The heavy monsoons of 2018 were the worst Kerala had seen in nearly a century, triggering devastating floods and landslides. It impacted more than 5 million people, mainly in the Pamba River Basin.
The program will be statewide. In the Pamba River Basin, Kerala will test a multisectoral approach in Idukki, Kottayam, Pathanamthitta, and Alappuzha districts. This area is a microcosm of the state, with tropical monsoon forests, dense urban settlements, and the rice bowl of Kerala in its lowlands. Its success will have a demonstration impact across the state.
Support to key sectors under the program include:
Sustainable fiscal and debt management. Limited fiscal space and high debt have severely constrained Kerala’s ability to deal with unexpected shocks. The program will establish a debt management unit in the Department of Finance to support the state’s efforts to scale down its debt-to-GSDP ratio to a sustainable trajectory.
Disaster risk finance and social protection. To provide timely and adequate assistance to vulnerable households, the program will develop a comprehensive disaster risk financing framework; create a unified database of vulnerable households for post-disaster safety net payments; pilot a modified crop risk insurance payment system; and mobilize market-based resources to complement public financing of disaster risks.
Disaster and climate-resilient urban development. To deal with future disasters, Kerala has introduced risk-informed urban master planning, multi-year investment budgeting, and emergency management. The program will support these efforts to increase the state’s climate adaptation and mitigation initiatives.
Resilient public health systems. High population density and a large forest cover have increased Kerala’s vulnerability to large-scale disease outbreaks, including COVID-19. The program will establish an IT-enabled One Health platform that will strengthen coordination, joint surveillance, and preparedness to counter future disease outbreaks.
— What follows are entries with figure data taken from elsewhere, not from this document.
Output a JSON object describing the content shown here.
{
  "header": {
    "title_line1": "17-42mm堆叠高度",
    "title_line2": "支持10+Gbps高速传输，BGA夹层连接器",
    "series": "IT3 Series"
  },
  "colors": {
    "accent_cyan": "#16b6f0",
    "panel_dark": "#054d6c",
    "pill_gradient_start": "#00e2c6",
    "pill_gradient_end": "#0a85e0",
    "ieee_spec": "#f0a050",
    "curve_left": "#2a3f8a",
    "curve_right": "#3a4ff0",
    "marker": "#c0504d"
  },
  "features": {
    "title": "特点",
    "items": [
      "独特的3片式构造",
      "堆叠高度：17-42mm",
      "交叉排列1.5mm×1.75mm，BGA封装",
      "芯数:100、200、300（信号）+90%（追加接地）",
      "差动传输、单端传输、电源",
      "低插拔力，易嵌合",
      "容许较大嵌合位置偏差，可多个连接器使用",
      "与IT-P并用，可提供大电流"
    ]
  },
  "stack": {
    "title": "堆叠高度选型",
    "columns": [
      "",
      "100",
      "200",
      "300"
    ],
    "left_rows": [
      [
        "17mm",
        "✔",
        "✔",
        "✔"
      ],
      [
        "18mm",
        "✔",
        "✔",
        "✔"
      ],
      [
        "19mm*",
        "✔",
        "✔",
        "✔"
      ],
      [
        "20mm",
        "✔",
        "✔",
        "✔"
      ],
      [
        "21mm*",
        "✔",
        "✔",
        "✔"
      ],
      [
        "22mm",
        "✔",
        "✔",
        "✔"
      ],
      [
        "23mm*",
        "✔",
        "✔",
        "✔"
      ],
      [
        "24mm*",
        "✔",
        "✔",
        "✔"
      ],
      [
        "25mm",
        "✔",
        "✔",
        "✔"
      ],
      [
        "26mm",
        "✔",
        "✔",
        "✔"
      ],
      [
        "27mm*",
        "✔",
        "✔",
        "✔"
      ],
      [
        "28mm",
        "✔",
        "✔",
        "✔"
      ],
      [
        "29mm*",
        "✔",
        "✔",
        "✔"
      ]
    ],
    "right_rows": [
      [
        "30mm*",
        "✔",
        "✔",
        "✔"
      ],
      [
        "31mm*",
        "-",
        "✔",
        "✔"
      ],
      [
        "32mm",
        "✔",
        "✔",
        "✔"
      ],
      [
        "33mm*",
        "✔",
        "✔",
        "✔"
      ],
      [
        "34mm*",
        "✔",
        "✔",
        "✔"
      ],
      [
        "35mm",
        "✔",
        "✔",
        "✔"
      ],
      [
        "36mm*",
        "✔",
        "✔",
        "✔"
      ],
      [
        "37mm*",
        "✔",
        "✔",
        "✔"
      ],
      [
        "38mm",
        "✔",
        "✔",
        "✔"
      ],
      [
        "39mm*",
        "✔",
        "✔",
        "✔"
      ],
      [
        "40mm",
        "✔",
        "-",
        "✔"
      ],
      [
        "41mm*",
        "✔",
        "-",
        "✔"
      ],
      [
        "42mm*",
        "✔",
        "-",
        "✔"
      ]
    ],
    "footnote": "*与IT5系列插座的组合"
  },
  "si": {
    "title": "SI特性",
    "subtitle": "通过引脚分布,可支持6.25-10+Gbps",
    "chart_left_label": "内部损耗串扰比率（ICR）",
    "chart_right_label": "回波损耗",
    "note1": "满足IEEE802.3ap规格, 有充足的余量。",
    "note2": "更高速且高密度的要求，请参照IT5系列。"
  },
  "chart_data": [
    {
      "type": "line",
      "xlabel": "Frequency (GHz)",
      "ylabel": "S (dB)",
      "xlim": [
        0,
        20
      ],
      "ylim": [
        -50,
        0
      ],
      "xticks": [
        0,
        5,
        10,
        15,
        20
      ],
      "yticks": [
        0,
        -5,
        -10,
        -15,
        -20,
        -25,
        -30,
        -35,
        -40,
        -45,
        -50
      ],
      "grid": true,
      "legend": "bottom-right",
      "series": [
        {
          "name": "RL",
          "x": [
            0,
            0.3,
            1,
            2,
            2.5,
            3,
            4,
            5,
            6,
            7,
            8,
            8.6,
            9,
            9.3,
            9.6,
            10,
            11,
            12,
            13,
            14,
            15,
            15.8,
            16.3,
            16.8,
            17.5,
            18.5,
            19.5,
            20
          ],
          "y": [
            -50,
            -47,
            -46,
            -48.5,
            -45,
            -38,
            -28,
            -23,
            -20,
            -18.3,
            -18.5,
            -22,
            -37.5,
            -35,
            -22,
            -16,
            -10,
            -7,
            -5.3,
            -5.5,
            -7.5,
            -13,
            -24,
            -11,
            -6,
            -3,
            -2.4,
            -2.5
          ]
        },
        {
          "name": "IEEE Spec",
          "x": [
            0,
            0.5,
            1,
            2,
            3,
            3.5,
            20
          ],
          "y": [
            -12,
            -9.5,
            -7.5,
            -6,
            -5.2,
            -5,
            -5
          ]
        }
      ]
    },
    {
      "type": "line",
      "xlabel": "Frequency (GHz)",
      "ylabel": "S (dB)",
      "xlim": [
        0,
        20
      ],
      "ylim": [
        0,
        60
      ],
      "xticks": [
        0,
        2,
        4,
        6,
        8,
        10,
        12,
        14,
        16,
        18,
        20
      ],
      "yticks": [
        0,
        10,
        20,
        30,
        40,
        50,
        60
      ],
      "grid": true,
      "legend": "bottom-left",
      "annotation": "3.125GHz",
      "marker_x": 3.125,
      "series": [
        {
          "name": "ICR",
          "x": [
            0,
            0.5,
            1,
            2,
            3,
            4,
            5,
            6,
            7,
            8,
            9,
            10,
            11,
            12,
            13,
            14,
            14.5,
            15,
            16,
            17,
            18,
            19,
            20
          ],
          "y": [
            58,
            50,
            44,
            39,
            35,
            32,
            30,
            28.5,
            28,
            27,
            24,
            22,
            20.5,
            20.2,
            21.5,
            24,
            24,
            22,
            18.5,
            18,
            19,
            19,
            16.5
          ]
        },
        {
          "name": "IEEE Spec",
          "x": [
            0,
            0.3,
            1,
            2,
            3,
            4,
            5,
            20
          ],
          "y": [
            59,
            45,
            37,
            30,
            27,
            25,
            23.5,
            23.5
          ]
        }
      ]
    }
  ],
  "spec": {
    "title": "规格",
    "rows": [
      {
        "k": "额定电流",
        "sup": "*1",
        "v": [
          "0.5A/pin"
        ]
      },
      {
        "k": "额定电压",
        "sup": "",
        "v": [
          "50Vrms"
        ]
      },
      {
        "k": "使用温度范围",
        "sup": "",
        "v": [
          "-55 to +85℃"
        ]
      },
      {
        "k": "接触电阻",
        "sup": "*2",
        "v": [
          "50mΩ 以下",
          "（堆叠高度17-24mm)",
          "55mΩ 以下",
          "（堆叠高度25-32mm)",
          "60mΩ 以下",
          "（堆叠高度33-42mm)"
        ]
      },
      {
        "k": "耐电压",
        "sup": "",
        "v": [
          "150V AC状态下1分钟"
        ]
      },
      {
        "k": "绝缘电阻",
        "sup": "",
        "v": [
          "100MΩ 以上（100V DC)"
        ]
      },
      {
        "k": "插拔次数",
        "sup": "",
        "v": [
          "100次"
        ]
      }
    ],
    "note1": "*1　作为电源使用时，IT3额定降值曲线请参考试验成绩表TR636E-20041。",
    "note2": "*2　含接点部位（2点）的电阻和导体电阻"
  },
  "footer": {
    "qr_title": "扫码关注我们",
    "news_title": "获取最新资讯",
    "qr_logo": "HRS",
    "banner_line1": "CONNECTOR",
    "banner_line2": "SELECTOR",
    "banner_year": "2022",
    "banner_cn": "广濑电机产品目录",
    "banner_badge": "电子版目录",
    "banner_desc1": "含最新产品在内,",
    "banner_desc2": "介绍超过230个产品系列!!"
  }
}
Integrated and sustainable water resources management. During the first program, the state prepared a draft River Basin Conservation and Management Act and set up a River Basin Conservation and Management Authority (RBCMA). This program will strengthen RBCMA to regulate the state’s water resources and ensure its sustainable management, allocation, and utilization. A flood forecasting system in the Pamba river basin will benefit millions by mitigating the risks of floods and drought.
Sustainable and resilient food systems. Through the first engagement, the state adopted agro-ecological zoning (AEZ) methods to promote farming systems that are resilient to climate shocks. Along with supporting AEZ-based approaches, the program will set up an Integrated Agricultural Management Information System for precision farming.
Climate-resilient road infrastructure. The program will upgrade 400 km of the core road network through output- and performance-based road maintenance contracts. A Road Maintenance Management System will roll out climate-proof designs and ensure that adequate budgets are made available.
“The groundwork laid during the first program improved the government’s capacity to assess and respond to disasters. The new program aims to enhance the state’s capacity to deal with potential shocks by mainstreaming climate and disaster risks into planning and investment processes,” said Elif Ayhan, Senior Disaster Risk Management Specialist and one of World Bank’s Task Team Leaders for the program.
The $125 million loan from the International Bank for Reconstruction and Development (IBRD) has a final maturity of 14 years including a grace period of six years.